Quindici anni e sei mesi di carcere è la pena inflitta al catanese 74enne Antonino Fichera, ritenuto colpevole di avere ucciso Mario Mauceri, detto Mariu u lintinisi. L’omicidio è avvenuto la sera del 13 settembre del 2009 nel Siracusano ad Agnone Bagni, località balneare vicinissima alle città di Lentini e Carlentini, ma frazione di Augusta.
L’agguato avviene nella strada Sabbione Maria, intorno alle 23.15, quando Mauceri esce dalla sua villetta a bordo di una Lancia Y. In auto con lui anche una donna rimasta illesa. È davanti all’insegna di un ristorante della zona che vengono esplosi contro Mariu u lintinisi numerosi proiettili calibro 7,65.
Per i giudici, il responsabile dell’omicidio è Fichera. L’uomo ritenuto vicino alla cosca Cappello-Bonaccorsi porta con sé una lunga storia di mafia e vendette. Anche il delitto Mauceri rientrerebbe, per i magistrati, in questa scia: il movente sarebbe infatti il desiderio di vendicare l’uccisione del figlio Gaetano. Ammazzato il 26 agosto del 2008 in via Cairoli a Catania.
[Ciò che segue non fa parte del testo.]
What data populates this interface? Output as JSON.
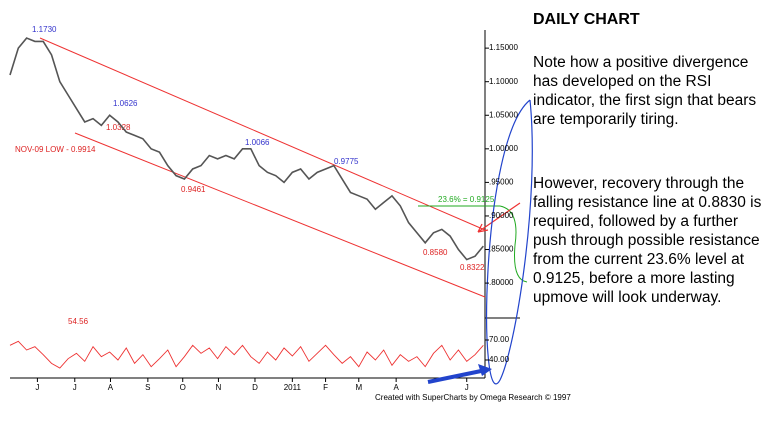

Sono anni di faide tra le cosche rivali. Appena tre mesi dopo, infatti, a piazza Risorgimento viene ammazzato Giacomo Spalletta, ritenuto uno dei killer di Fichera ucciso per la sua eccessiva intraprendenza nel fare affari anche con il clan rivale dei Cappello-Bonaccorsi. Un’autonomia che non sarebbe piaciuta all’interno della cosca e che avrebbe spinto il boss Biagio Sciuto a ordinarne l’omicidio. A questo punto entra in gioco la figura di Mario Mauceri. Ex santapaoliano, che nel 2009 già allarga le fila degli Sciuto-Tigna, sarebbe stato lui ad attirare Fichera junior all’appuntamento in cui poi sarebbe stato ucciso.
Si arriva così alla sera del 13 settembre 2009. U lintinisi si trova a bordo della sua Lancia Y in compagnia di una donna ad Agnone Bagni. Un commando lo raggiunge e gli spara contro diversi colpi di pistola. Lui muore con una pallottola conficcata in fronte, lei, invece, si salva. Quattro anni dopo, nel 2013, Antonino Fichera viene arrestato insieme a Roberto Campisi. Secondo la procura, sarebbe stato lui a vendicare il figlio. Dieci giorni prima l’anziano diceva, senza sapere di essere intercettato, al reggente del clan Cappello Gaetano D’Aquino: «Mi staiu facennu a chiddu».